Gardner’s National Suicide Hotline Designation Act, S. 2661, designates 9-8-8 as the National Suicide Prevention Lifeline, which would include the Veterans Crisis Line for veteran-specific mental health support. The current National Suicide Prevention Lifeline and Veterans Crisis line is 10-digits long, which is a barrier to Americans in crisis seeking support. The bill includes a report to improve support services for lesbian, gay, bisexual, transgender, queer and questioning (LGBTQ) youth and other high-risk populations.  

Background:

  • In 2018, Gardner voted for the National Suicide Hotline Improvement Act, which directed the Federal Communications Commission (FCC) to evaluate using a three-digit dialing code for the National Suicide Prevention Lifeline.
  • In April 2019, Gardner held a roundtable in Mesa County focused on teen suicide rates in Colorado and what the federal government can do to support students.
  • In July 2019, Gardner participated in the Voices for Awareness event at Colorado Mesa University about the need to destigmatize mental health support and suicide prevention services.
  • In August 2019, the FCC released their report, which found that a national three-digit line would improve suicide prevention and recommended a simple number that Americans could dial in times of crisis: 9-8-8.
  • During his annual Colorado Farm Tour, Gardner held a roundtable in Julesburg regarding rural healthcare and mental health needs in rural areas in August 2019.
  • In October 2019, Senators Gardner, Tammy Baldwin (D-WI), Jerry Moran (R-KS), and Jack Reed (D-RI) introduced S. 2661, the National Suicide Hotline Designation Act, which designates 9-8-8 for a national suicide prevention and mental health crisis hotline and ensures states have the flexibility to strengthen local crisis call centers.
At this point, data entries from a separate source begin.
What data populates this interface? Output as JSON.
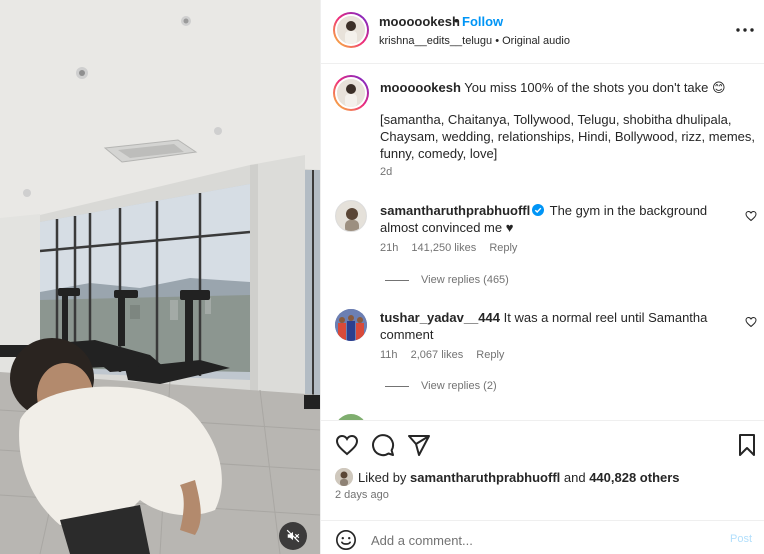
{
  "header": {
    "username": "moooookesh",
    "separator": "•",
    "follow_label": "Follow",
    "audio_line": "krishna__edits__telugu • Original audio",
    "more_icon": "more-horizontal-icon"
  },
  "caption": {
    "username": "moooookesh",
    "text": "You miss 100% of the shots you don't take 😊",
    "tags": "[samantha, Chaitanya, Tollywood, Telugu, shobitha dhulipala, Chaysam, wedding, relationships, Hindi, Bollywood, rizz, memes, funny, comedy, love]",
    "time": "2d"
  },
  "comments": [
    {
      "username": "samantharuthprabhuoffl",
      "verified": true,
      "text": "The gym in the background almost convinced me ♥",
      "time": "21h",
      "likes": "141,250 likes",
      "reply_label": "Reply",
      "view_replies": "View replies (465)"
    },
    {
      "username": "tushar_yadav__444",
      "verified": false,
      "text": "It was a normal reel until Samantha comment",
      "time": "11h",
      "likes": "2,067 likes",
      "reply_label": "Reply",
      "view_replies": "View replies (2)"
    }
  ],
  "actions": {
    "like_icon": "heart-icon",
    "comment_icon": "comment-icon",
    "share_icon": "share-icon",
    "save_icon": "bookmark-icon"
  },
  "likes": {
    "prefix": "Liked by ",
    "user": "samantharuthprabhuoffl",
    "middle": " and ",
    "others": "440,828 others"
  },
  "date": "2 days ago",
  "add_comment": {
    "placeholder": "Add a comment...",
    "post_label": "Post",
    "emoji_icon": "emoji-icon"
  },
  "media": {
    "mute_icon": "speaker-muted-icon"
  },
  "colors": {
    "link_blue": "#0095f6",
    "muted_text": "#737373",
    "post_disabled": "#b2dffc",
    "verified_blue": "#0095f6"
  }
}
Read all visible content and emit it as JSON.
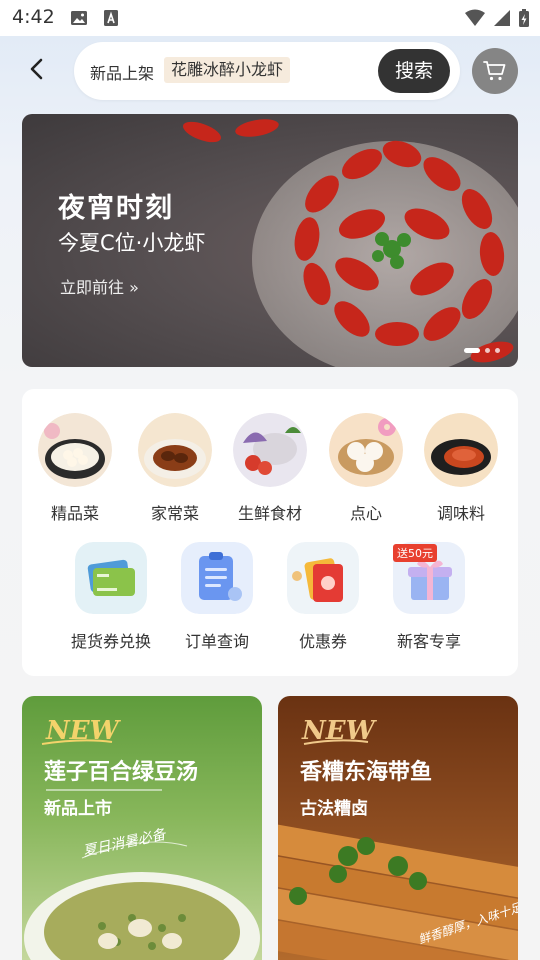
{
  "status_bar": {
    "time": "4:42",
    "icons": [
      "image-icon",
      "keyboard-a-icon",
      "wifi-icon",
      "signal-icon",
      "battery-charging-icon"
    ]
  },
  "header": {
    "search_prefix": "新品上架",
    "search_tag": "花雕冰醉小龙虾",
    "search_button": "搜索"
  },
  "banner": {
    "title": "夜宵时刻",
    "subtitle": "今夏C位·小龙虾",
    "link": "立即前往 »",
    "page_count": 3,
    "active_page": 1
  },
  "categories": [
    {
      "label": "精品菜",
      "icon": "premium-dish-icon"
    },
    {
      "label": "家常菜",
      "icon": "home-dish-icon"
    },
    {
      "label": "生鲜食材",
      "icon": "fresh-ingredients-icon"
    },
    {
      "label": "点心",
      "icon": "dim-sum-icon"
    },
    {
      "label": "调味料",
      "icon": "seasoning-icon"
    }
  ],
  "services": [
    {
      "label": "提货券兑换",
      "icon": "voucher-card-icon"
    },
    {
      "label": "订单查询",
      "icon": "order-clipboard-icon"
    },
    {
      "label": "优惠券",
      "icon": "coupon-icon"
    },
    {
      "label": "新客专享",
      "icon": "gift-box-icon",
      "badge": "送50元"
    }
  ],
  "promos": [
    {
      "badge": "NEW",
      "title": "莲子百合绿豆汤",
      "subtitle": "新品上市",
      "tagline": "夏日消暑必备"
    },
    {
      "badge": "NEW",
      "title": "香糟东海带鱼",
      "subtitle": "古法糟卤",
      "tagline": "鲜香醇厚，入味十足"
    }
  ],
  "colors": {
    "search_button": "#333333",
    "search_tag_bg": "#f6ebdd",
    "new_badge_green": "#f3d36b",
    "new_badge_brown": "#f0c98a"
  }
}
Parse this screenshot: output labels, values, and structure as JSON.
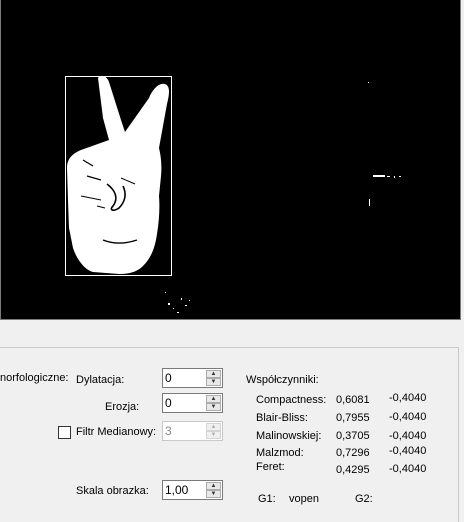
{
  "morph": {
    "section_label": "norfologiczne:",
    "dilation_label": "Dylatacja:",
    "dilation_value": "0",
    "erosion_label": "Erozja:",
    "erosion_value": "0",
    "median_label": "Filtr Medianowy:",
    "median_value": "3",
    "median_checked": false,
    "scale_label": "Skala obrazka:",
    "scale_value": "1,00"
  },
  "coefficients": {
    "title": "Współczynniki:",
    "rows": [
      {
        "name": "Compactness:",
        "value": "0,6081",
        "value2": "-0,4040"
      },
      {
        "name": "Blair-Bliss:",
        "value": "0,7955",
        "value2": "-0,4040"
      },
      {
        "name": "Malinowskiej:",
        "value": "0,3705",
        "value2": "-0,4040"
      },
      {
        "name": "Malzmod:",
        "value": "0,7296",
        "value2": "-0,4040"
      },
      {
        "name": "Feret:",
        "value": "0,4295",
        "value2": "-0,4040"
      }
    ]
  },
  "gestures": {
    "g1_label": "G1:",
    "g1_value": "vopen",
    "g2_label": "G2:"
  },
  "icons": {
    "spin_up": "triangle-up-icon",
    "spin_down": "triangle-down-icon"
  },
  "colors": {
    "image_background": "#000000",
    "bounding_box": "#ffffff",
    "panel_background": "#f0f0f0"
  }
}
The bill ensures states are able to collect fees for the line, similar to the way they do for the 911 emergency line, and requires reports to Congress to help ensure effectiveness and operability of the line.
  • In November 2019, Gardner met with Rocky Mountain Crisis Partners in Denver to discuss his bipartisan push to establish the three-digit hotline, which the organization said “will definitely be easier to remember and will result in significant utilization for a whole continuum of questions and needs related to behavioral health.”
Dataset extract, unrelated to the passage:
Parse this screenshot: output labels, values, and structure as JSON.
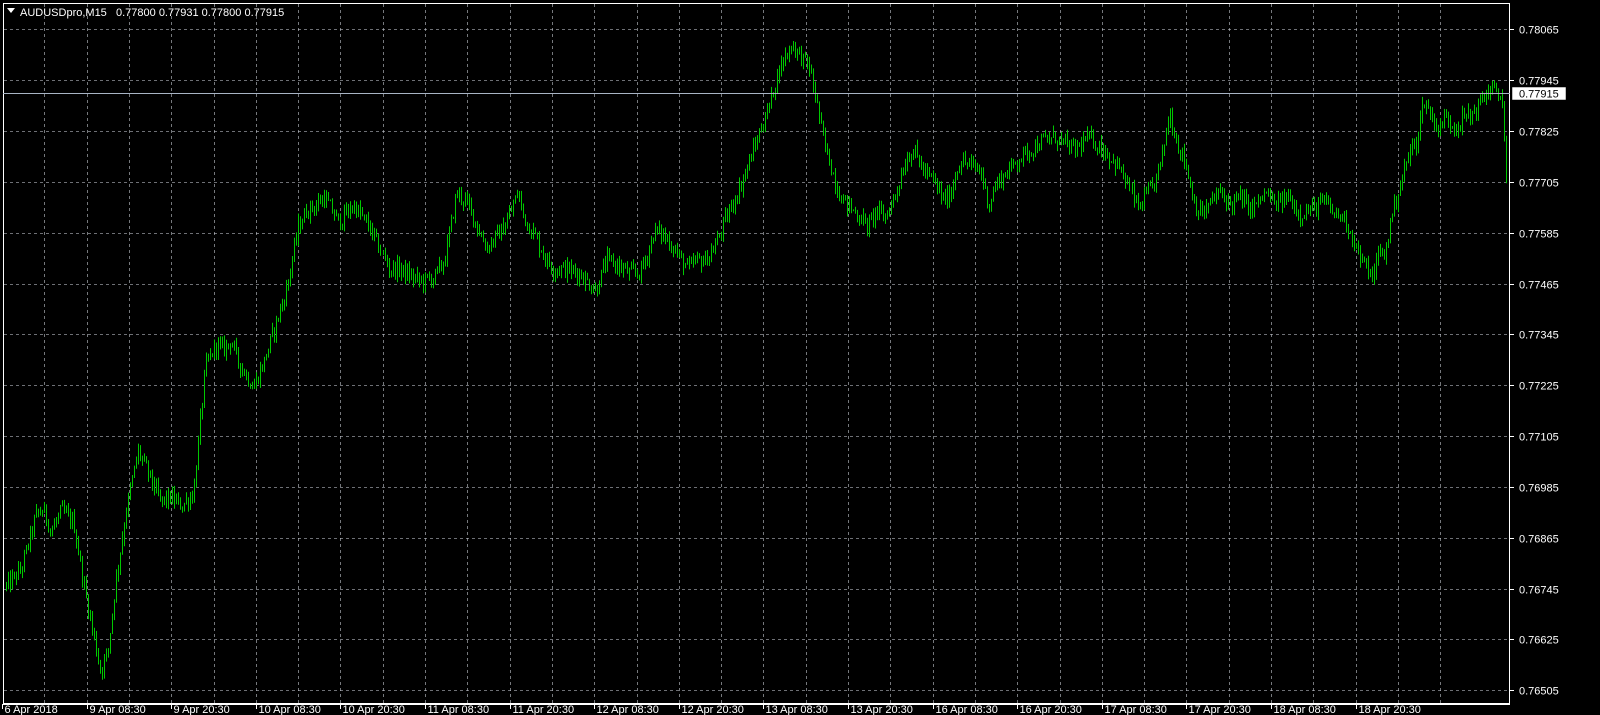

  • Nearly 50 mental health organizations and veterans support organizations announced their support and urged Congress to pass the National Suicide Hotline Designation Act.
  • At a press conference in November with Senator Gardner, FCC Chairman Ajit Pai announced the FCC would consider establishing 9-8-8 as the national suicide prevention hotline at their meeting on December 12, 2019. 
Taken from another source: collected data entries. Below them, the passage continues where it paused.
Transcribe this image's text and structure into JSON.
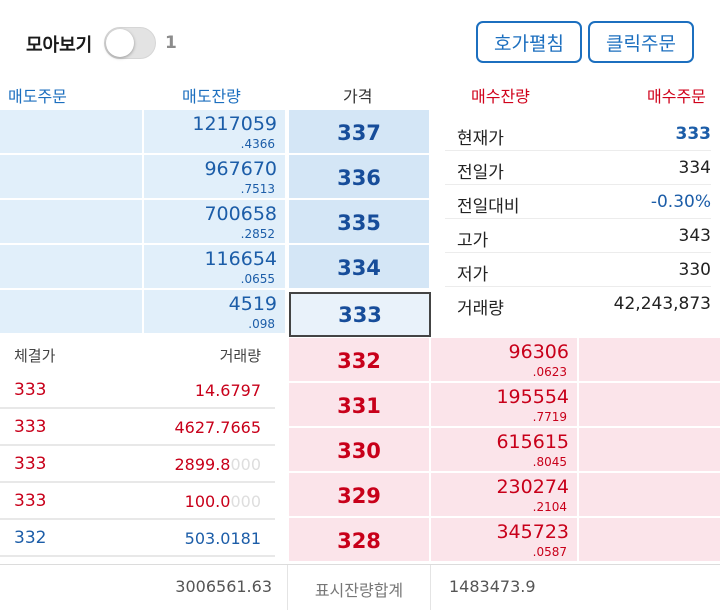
{
  "header": {
    "view_label": "모아보기",
    "toggle_on": false,
    "count": "1",
    "spread_button": "호가펼침",
    "click_order_button": "클릭주문"
  },
  "columns": {
    "sell_order": "매도주문",
    "sell_qty": "매도잔량",
    "price": "가격",
    "buy_qty": "매수잔량",
    "buy_order": "매수주문"
  },
  "asks": [
    {
      "price": "337",
      "qty": "1217059",
      "qty_sub": ".4366"
    },
    {
      "price": "336",
      "qty": "967670",
      "qty_sub": ".7513"
    },
    {
      "price": "335",
      "qty": "700658",
      "qty_sub": ".2852"
    },
    {
      "price": "334",
      "qty": "116654",
      "qty_sub": ".0655"
    },
    {
      "price": "333",
      "qty": "4519",
      "qty_sub": ".098"
    }
  ],
  "bids": [
    {
      "price": "332",
      "qty": "96306",
      "qty_sub": ".0623"
    },
    {
      "price": "331",
      "qty": "195554",
      "qty_sub": ".7719"
    },
    {
      "price": "330",
      "qty": "615615",
      "qty_sub": ".8045"
    },
    {
      "price": "329",
      "qty": "230274",
      "qty_sub": ".2104"
    },
    {
      "price": "328",
      "qty": "345723",
      "qty_sub": ".0587"
    }
  ],
  "info": [
    {
      "label": "현재가",
      "value": "333"
    },
    {
      "label": "전일가",
      "value": "334"
    },
    {
      "label": "전일대비",
      "value": "-0.30%"
    },
    {
      "label": "고가",
      "value": "343"
    },
    {
      "label": "저가",
      "value": "330"
    },
    {
      "label": "거래량",
      "value": "42,243,873"
    }
  ],
  "trades": {
    "head_price": "체결가",
    "head_volume": "거래량",
    "rows": [
      {
        "price": "333",
        "volume": "14.6797",
        "ghost": ""
      },
      {
        "price": "333",
        "volume": "4627.7665",
        "ghost": ""
      },
      {
        "price": "333",
        "volume": "2899.8",
        "ghost": "000"
      },
      {
        "price": "333",
        "volume": "100.0",
        "ghost": "000"
      },
      {
        "price": "332",
        "volume": "503.0181",
        "ghost": ""
      }
    ]
  },
  "totals": {
    "sell_total": "3006561.63",
    "label": "표시잔량합계",
    "buy_total": "1483473.9"
  },
  "colors": {
    "blue": "#1c5da8",
    "red": "#c8001a",
    "ask_bg": "#e1effa",
    "bid_bg": "#fbe4ea"
  }
}
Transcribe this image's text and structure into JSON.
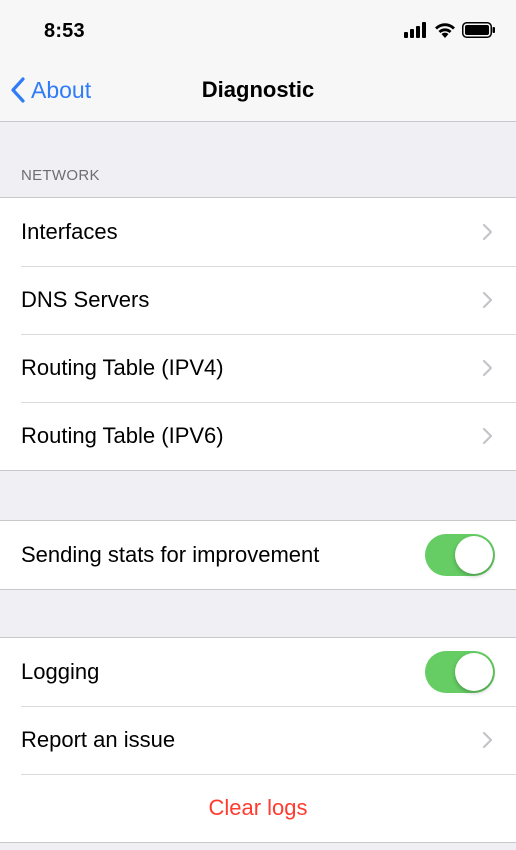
{
  "status_bar": {
    "time": "8:53",
    "icons": [
      "cellular-signal-icon",
      "wifi-icon",
      "battery-icon"
    ]
  },
  "nav": {
    "back_label": "About",
    "title": "Diagnostic"
  },
  "network_section": {
    "header": "NETWORK",
    "items": [
      {
        "label": "Interfaces"
      },
      {
        "label": "DNS Servers"
      },
      {
        "label": "Routing Table (IPV4)"
      },
      {
        "label": "Routing Table (IPV6)"
      }
    ]
  },
  "stats_section": {
    "label": "Sending stats for improvement",
    "enabled": true
  },
  "logging_section": {
    "logging_label": "Logging",
    "logging_enabled": true,
    "report_label": "Report an issue",
    "clear_label": "Clear logs"
  },
  "colors": {
    "accent": "#2f7cf6",
    "toggle_on": "#65cd63",
    "destructive": "#ff3b30",
    "background": "#efeff4"
  }
}
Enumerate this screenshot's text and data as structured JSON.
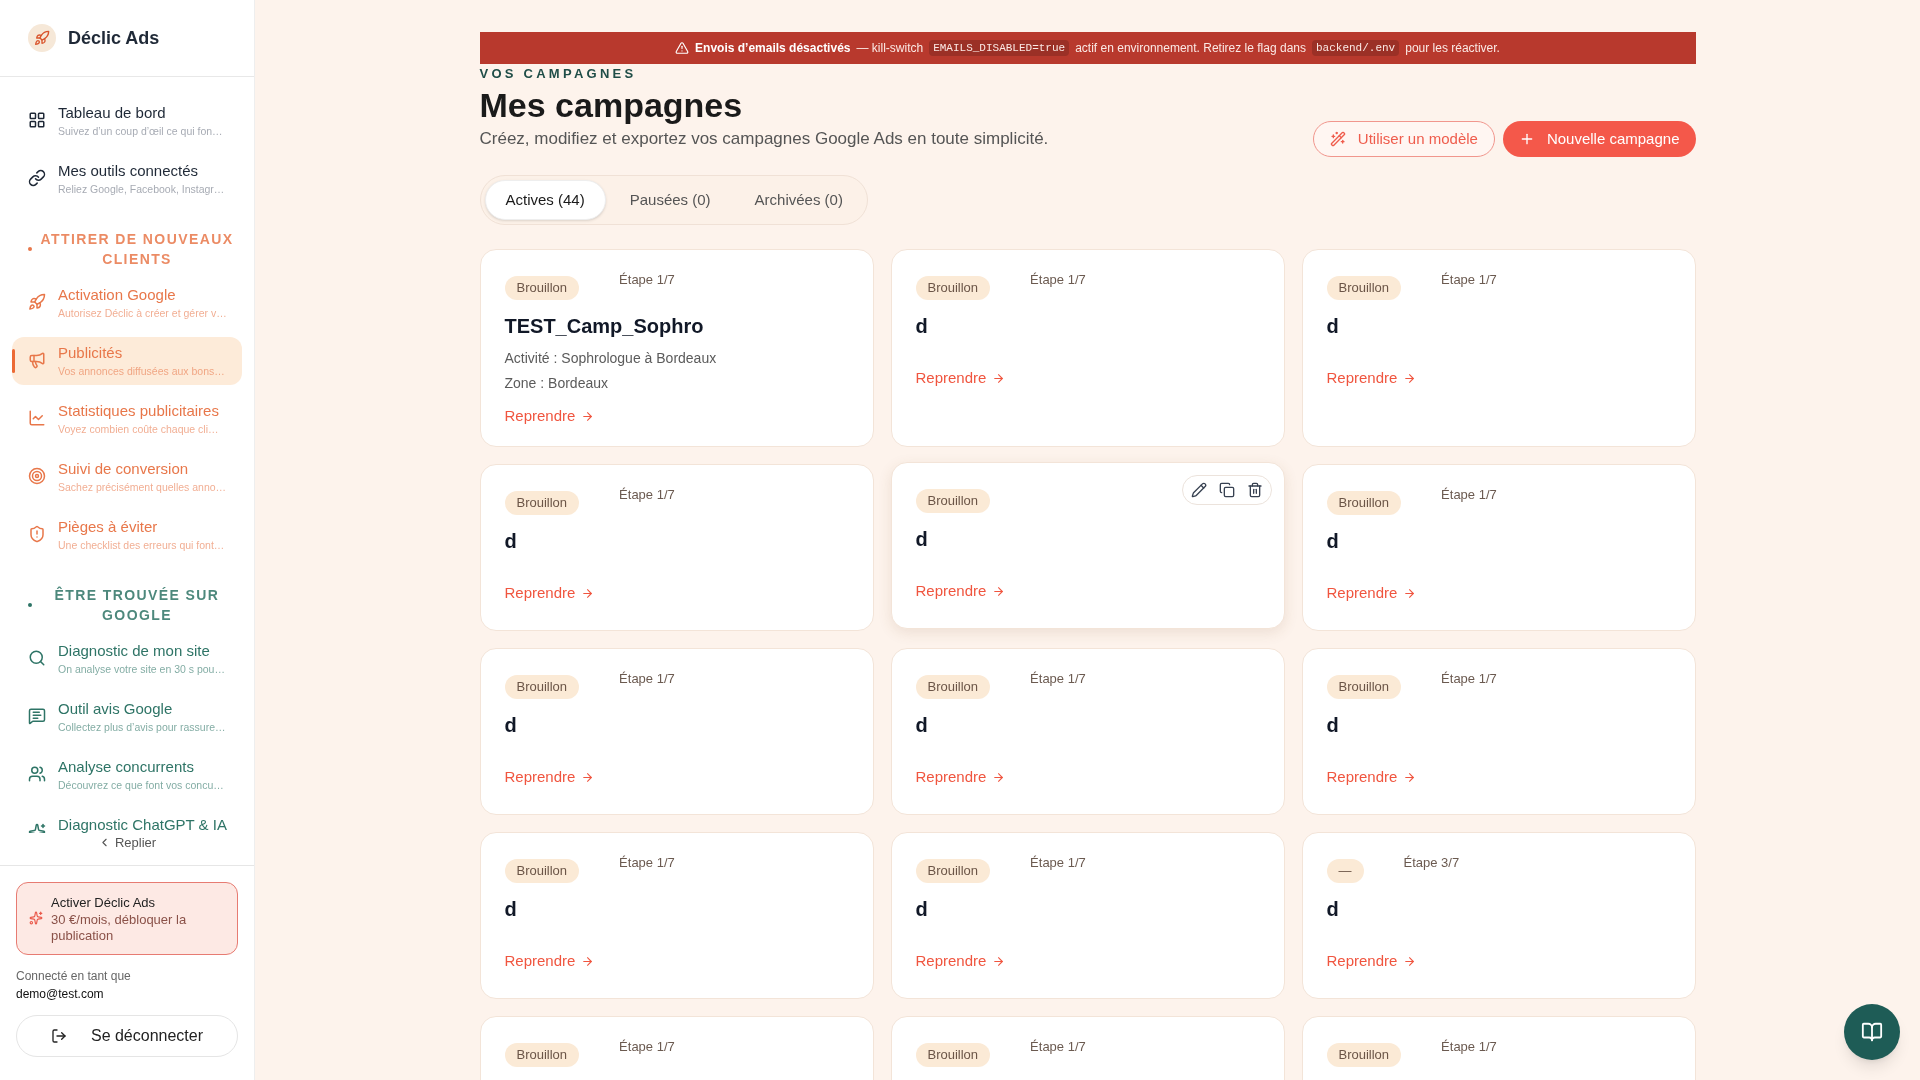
{
  "sidebar": {
    "brand": "Déclic Ads",
    "groups": [
      {
        "items": [
          {
            "title": "Tableau de bord",
            "description": "Suivez d’un coup d’œil ce qui fon…",
            "selected": false
          },
          {
            "title": "Mes outils connectés",
            "description": "Reliez Google, Facebook, Instagr…",
            "selected": false
          }
        ]
      },
      {
        "heading": "ATTIRER DE NOUVEAUX CLIENTS",
        "color": "#e8774a",
        "items": [
          {
            "title": "Activation Google",
            "description": "Autorisez Déclic à créer et gérer v…",
            "selected": false
          },
          {
            "title": "Publicités",
            "description": "Vos annonces diffusées aux bons…",
            "selected": true
          },
          {
            "title": "Statistiques publicitaires",
            "description": "Voyez combien coûte chaque cli…",
            "selected": false
          },
          {
            "title": "Suivi de conversion",
            "description": "Sachez précisément quelles anno…",
            "selected": false
          },
          {
            "title": "Pièges à éviter",
            "description": "Une checklist des erreurs qui font…",
            "selected": false
          }
        ]
      },
      {
        "heading": "ÊTRE TROUVÉE SUR GOOGLE",
        "color": "#2e7466",
        "items": [
          {
            "title": "Diagnostic de mon site",
            "description": "On analyse votre site en 30 s pou…",
            "selected": false
          },
          {
            "title": "Outil avis Google",
            "description": "Collectez plus d’avis pour rassure…",
            "selected": false
          },
          {
            "title": "Analyse concurrents",
            "description": "Découvrez ce que font vos concu…",
            "selected": false
          },
          {
            "title": "Diagnostic ChatGPT & IA",
            "selected": false
          }
        ]
      }
    ],
    "collapse": "Replier",
    "promo": {
      "title": "Activer Déclic Ads",
      "text": "30 €/mois, débloquer la publication"
    },
    "account": {
      "label": "Connecté en tant que",
      "email": "demo@test.com"
    },
    "logout": "Se déconnecter"
  },
  "banner": [
    {
      "kind": "strong",
      "text": "Envois d’emails désactivés"
    },
    {
      "kind": "text",
      "text": "— kill-switch"
    },
    {
      "kind": "code",
      "text": "EMAILS_DISABLED=true"
    },
    {
      "kind": "text",
      "text": "actif en environnement. Retirez le flag dans"
    },
    {
      "kind": "code",
      "text": "backend/.env"
    },
    {
      "kind": "text",
      "text": "pour les réactiver."
    }
  ],
  "header": {
    "eyebrow": "VOS CAMPAGNES",
    "title": "Mes campagnes",
    "subtitle": "Créez, modifiez et exportez vos campagnes Google Ads en toute simplicité.",
    "buttons": [
      {
        "label": "Utiliser un modèle",
        "kind": "outline"
      },
      {
        "label": "Nouvelle campagne",
        "kind": "primary"
      }
    ]
  },
  "tabs": [
    {
      "label": "Actives (44)",
      "selected": true
    },
    {
      "label": "Pausées (0)",
      "selected": false
    },
    {
      "label": "Archivées (0)",
      "selected": false
    }
  ],
  "cards": [
    {
      "badge": "Brouillon",
      "step": "Étape 1/7",
      "title": "TEST_Camp_Sophro",
      "details": [
        "Activité : Sophrologue à Bordeaux",
        "Zone : Bordeaux"
      ],
      "link": "Reprendre",
      "hovered": false
    },
    {
      "badge": "Brouillon",
      "step": "Étape 1/7",
      "title": "d",
      "link": "Reprendre",
      "hovered": false
    },
    {
      "badge": "Brouillon",
      "step": "Étape 1/7",
      "title": "d",
      "link": "Reprendre",
      "hovered": false
    },
    {
      "badge": "Brouillon",
      "step": "Étape 1/7",
      "title": "d",
      "link": "Reprendre",
      "hovered": false
    },
    {
      "badge": "Brouillon",
      "title": "d",
      "link": "Reprendre",
      "hovered": true
    },
    {
      "badge": "Brouillon",
      "step": "Étape 1/7",
      "title": "d",
      "link": "Reprendre",
      "hovered": false
    },
    {
      "badge": "Brouillon",
      "step": "Étape 1/7",
      "title": "d",
      "link": "Reprendre",
      "hovered": false
    },
    {
      "badge": "Brouillon",
      "step": "Étape 1/7",
      "title": "d",
      "link": "Reprendre",
      "hovered": false
    },
    {
      "badge": "Brouillon",
      "step": "Étape 1/7",
      "title": "d",
      "link": "Reprendre",
      "hovered": false
    },
    {
      "badge": "Brouillon",
      "step": "Étape 1/7",
      "title": "d",
      "link": "Reprendre",
      "hovered": false
    },
    {
      "badge": "Brouillon",
      "step": "Étape 1/7",
      "title": "d",
      "link": "Reprendre",
      "hovered": false
    },
    {
      "badge": "—",
      "step": "Étape 3/7",
      "title": "d",
      "link": "Reprendre",
      "hovered": false
    },
    {
      "badge": "Brouillon",
      "step": "Étape 1/7",
      "hovered": false
    },
    {
      "badge": "Brouillon",
      "step": "Étape 1/7",
      "hovered": false
    },
    {
      "badge": "Brouillon",
      "step": "Étape 1/7",
      "hovered": false
    }
  ]
}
  • The Senate Committee on Commerce, Science, and Transportation unanimously passed Senator Gardner’s bipartisan bill to designate 9-8-8 as the national suicide prevention and mental health crisis hotline in December 2019.
  • In December 2019, the FCC approved a Notice of Proposed Rulemaking to designate 9-8-8 as the three-digit number for a national suicide prevention and mental health crisis hotline. 
  • Gardner invited mental health advocate and 2018 Air Force Spouse of the Year Kristen Christy from Colorado Springs to be his guest at the President’s annual State of the Union Address and highlighted the need for more mental health support in Colorado.
  • In February 2020, Gardner held a behavioral health roundtable at the Cherry Creek Innovation Campus (CCIC) to discuss Colorado’s mental health needs and his work across the aisle to increase mental health support in Colorado.
  • Gardner sent a bipartisan letter to Senate Majority Leader McConnell and Senate Minority Leader Schumer requesting $80 million to support critical suicide prevention activities amid the public health crisis that is upending the social and financial stability of countless Americans.
  • In April 2020, Gardner led a bipartisan, bicameral call to include the National Suicide Hotline Designation Act in the next COVID-19 relief package.

###

Cory Gardner is a member of the U.S. Senate serving Colorado. He sits on the Energy & Natural Resources Committee, the Foreign Relations Committee, the Commerce, Science, & Transportation Committee, and is the Chairman of the Subcommittee on East Asia, the Pacific, and International Cybersecurity Policy.